2.6.De heffingsambtenaar heeft ter zitting gesteld dat [object A] een totale (bruto) inhoud van 1.850 m³ heeft en het appartement van belanghebbende een (bruto) inhoud van 904 m³. De inhoud is door de taxateur berekend op basis van de bouwtekeningen. Nu belanghebbende met hetgeen hij heeft aangevoerd onvoldoende aannemelijk heeft gemaakt dat de inhoud onjuist is berekend, zal de rechtbank van die inhoud uitgaan. De heffingsambtenaar hanteert dan voor het vergelijkingsobject een waarde van € 1.264 per m³ en voor het appartement € 1.466 per m³. De heffingsambtenaar heeft ter zitting gesteld dat de lagere waarde per m³ voor het penthouse kan worden verklaard door het afnemend grensnut van het grotere vergelijkingsobject ten opzichte van het kleinere appartement. Naar het oordeel van de rechtbank heeft de heffingsambtenaar aldus onvoldoende rekening gehouden met de omstandigheid dat een penthouse in het algemeen in een substantieel hogere prijsklasse valt dan een tussenappartement, omdat het zoveel verschilt in type en uitstraling. De rechtbank heeft geen reden om aan te nemen dat dat in dit geval anders is. Daarvan uitgaande heeft de heffingsambtenaar de juistheid van de vastgestelde waarde niet aannemelijk gemaakt.
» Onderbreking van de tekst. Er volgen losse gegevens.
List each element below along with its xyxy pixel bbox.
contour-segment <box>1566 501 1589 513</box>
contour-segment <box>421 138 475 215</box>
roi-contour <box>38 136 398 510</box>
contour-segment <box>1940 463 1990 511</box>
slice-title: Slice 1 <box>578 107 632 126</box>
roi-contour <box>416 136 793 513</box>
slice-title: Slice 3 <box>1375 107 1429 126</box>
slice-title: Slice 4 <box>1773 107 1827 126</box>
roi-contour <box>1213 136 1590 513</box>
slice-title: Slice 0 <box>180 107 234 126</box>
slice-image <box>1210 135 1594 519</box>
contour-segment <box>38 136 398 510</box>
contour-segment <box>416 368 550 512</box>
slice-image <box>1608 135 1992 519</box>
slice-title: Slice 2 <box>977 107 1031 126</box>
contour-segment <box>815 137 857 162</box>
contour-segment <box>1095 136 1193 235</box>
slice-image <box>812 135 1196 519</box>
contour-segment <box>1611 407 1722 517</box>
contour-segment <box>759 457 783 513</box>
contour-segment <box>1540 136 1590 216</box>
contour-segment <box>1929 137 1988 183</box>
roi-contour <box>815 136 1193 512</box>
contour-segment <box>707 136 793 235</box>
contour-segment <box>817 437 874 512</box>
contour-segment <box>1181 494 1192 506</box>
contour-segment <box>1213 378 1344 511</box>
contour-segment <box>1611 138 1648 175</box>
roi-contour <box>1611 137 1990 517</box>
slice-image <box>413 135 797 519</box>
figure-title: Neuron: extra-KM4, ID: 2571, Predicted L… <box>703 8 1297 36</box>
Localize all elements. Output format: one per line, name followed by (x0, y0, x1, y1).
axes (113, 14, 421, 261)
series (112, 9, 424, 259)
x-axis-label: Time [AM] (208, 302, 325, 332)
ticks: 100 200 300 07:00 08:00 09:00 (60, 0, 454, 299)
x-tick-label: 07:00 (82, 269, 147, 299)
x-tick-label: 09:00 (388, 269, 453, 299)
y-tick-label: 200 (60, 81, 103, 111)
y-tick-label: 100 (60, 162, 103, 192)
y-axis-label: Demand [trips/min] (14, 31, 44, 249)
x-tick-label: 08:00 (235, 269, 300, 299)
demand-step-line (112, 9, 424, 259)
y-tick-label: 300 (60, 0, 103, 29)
2.7.Belanghebbende heeft, met hetgeen hij heeft aangevoerd, evenmin de door hem bepleite waarde aannemelijk gemaakt. Belanghebbende heeft een berekening gemaakt op basis van de prijs per m² van het penthouse met een correctie voor de kleinere balkons. Deze berekening acht de rechtbank te grof, nu in het geheel geen rekening wordt gehouden met de inhoud van beide appartementen. De rechtbank zal de waarde van het appartement dan ook zelf vaststellen. De rechtbank ziet, zoals in 2.6. is overwogen, geen reden om bij het appartement een hogere prijs per m³ toe te passen dan bij het penthouse. Rekening houdend met de garage van € 11.250, de berging van € 3.000 en het terras van € 11.900 heeft de rechtbank de waarde in goede justitie vastgesteld op afgerond € 1.168.000 en het beroep gegrond verklaard.
2.8.De rechtbank vindt aanleiding de heffingsambtenaar te veroordelen in de kosten die belanghebbende in verband met de behandeling van het beroep redelijkerwijs heeft moeten maken. Belanghebbende heeft verzocht om een vergoeding van reiskosten van € 45,20. Nu de heffingsambtenaar ter zitting heeft verklaard hiermee akkoord te kunnen gaan, heeft de rechtbank de heffingsambtenaar veroordeeld dit bedrag te vergoeden.
Aldus gedaan door mr. A.F.M.Q. Beukers-van Dooren, rechter, en door deze en mr. M.J. van Balkom, griffier, ondertekend.
De griffier, De rechter,
Uitgesproken in het openbaar op 13 september 2011.
Afschrift aangetekend verzonden aan partijen op: 27 september 2011.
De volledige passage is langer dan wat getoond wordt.